Second, and the change that has drawn the most review attention, Lo's Ash is not interested in the Prince, unlike her step-sisters. The kingdom has a tradition of a female huntress, who serves a traditional role of the king's liaison to both the natural world and the magic of the land. It's the huntress who slowly draws Ash's attention. This could have still been a traditional Cinderella story except for the orientation of the protagonist, but it isn't. Ash turns the romance angle of the story on its head in other ways as well. She's thoughtful, careful, and quietly understated in how she expresses her emotions, which allows the romance side of the story to develop in a delightfully subtle and quiet way. Lo has to overcome significant hurdles given the romantic momentum of the Cinderella story and does so wonderfully, telling a more complicated and nuanced story while slyly poking holes in the traditional romance structure. The interplay between Ash and her sisters around the Prince are some of the best moments in the book.

But more than either of those changes, the revolutionary twist in Ash is about agency.

Cinderella as normally told is a story that happens to its titular character. Throughout the story, Cinderella never really does anything of substance other than be a hard worker at an abusive job and show forbearance and graciousness. She's rewarded for being beautiful and being abused, but the story is something that happens to her. It's optimistic without being empowering.

In Ash, the initial situation is also something that happens to Ash, but even while it's happening she makes choices about how she's going to react to it. When the setup concludes and the plot starts in the second part of the book, it's driven largely by Ash's intentional decisions. Not only does she initiate the true romance of the book, but she also controls its pace and direction almost entirely. And she chooses and pays her own prices in this book, rather than receiving help from others out of sympathy and pity.

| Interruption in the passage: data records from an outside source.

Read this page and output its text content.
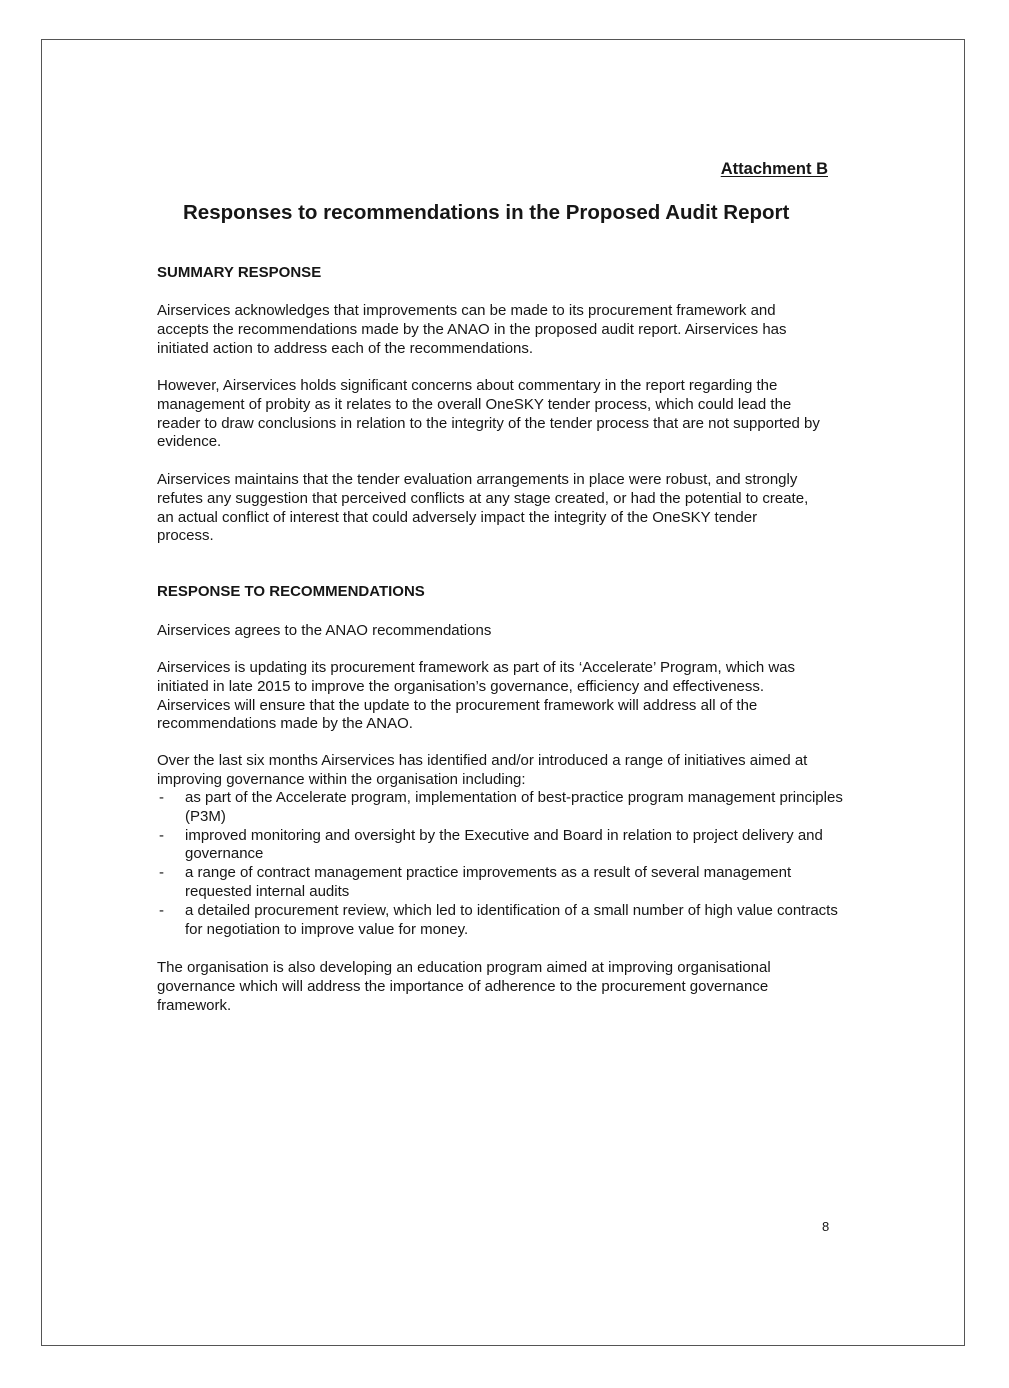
Attachment B
Responses to recommendations in the Proposed Audit Report
SUMMARY RESPONSE
Airservices acknowledges that improvements can be made to its procurement framework and accepts the recommendations made by the ANAO in the proposed audit report. Airservices has initiated action to address each of the recommendations.
However, Airservices holds significant concerns about commentary in the report regarding the management of probity as it relates to the overall OneSKY tender process, which could lead the reader to draw conclusions in relation to the integrity of the tender process that are not supported by evidence.
Airservices maintains that the tender evaluation arrangements in place were robust, and strongly refutes any suggestion that perceived conflicts at any stage created, or had the potential to create, an actual conflict of interest that could adversely impact the integrity of the OneSKY tender process.
RESPONSE TO RECOMMENDATIONS
Airservices agrees to the ANAO recommendations
Airservices is updating its procurement framework as part of its ‘Accelerate’ Program, which was initiated in late 2015 to improve the organisation’s governance, efficiency and effectiveness. Airservices will ensure that the update to the procurement framework will address all of the recommendations made by the ANAO.
Over the last six months Airservices has identified and/or introduced a range of initiatives aimed at improving governance within the organisation including:
- as part of the Accelerate program, implementation of best-practice program management principles (P3M)
- improved monitoring and oversight by the Executive and Board in relation to project delivery and governance
- a range of contract management practice improvements as a result of several management requested internal audits
- a detailed procurement review, which led to identification of a small number of high value contracts for negotiation to improve value for money.
The organisation is also developing an education program aimed at improving organisational governance which will address the importance of adherence to the procurement governance framework.
8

This transforms the story, and the character of its protagonist, completely. It allows the reader to have more respect for Ash, and it also adds more depth to the story and the romance. We have a feel for what Ash likes outside of the story, what she choses of her own volition, and why she and the huntress might fall in love. And, even more significantly, it makes the story empowering. Ash does have some advantages over other people in her position, but she makes the most of them, adjusts to her situation, and then reaches out and takes the life she wants. That makes the payoff far more satisfying.

I loved how Lo transformed this story; on an intellectual level, it's a great addition to the genre of retold fairy tales. As a story, it mostly works, but it does have a few problems. It doesn't move very quickly: Lo adds a lot to the story, but she's still working from a basic story framework that needs a lot of assistance to make a book over 250 pages. And while the emotional understatement of Ash's reactions is usually a feature, there were a few parts of the book (particularly involving the huntress) that I wish had had more punch. But overall I enjoyed reading it and will buy the upcoming prequel.

Followed in the sense of developing the same universe by Huntress, which is a prequel to events here.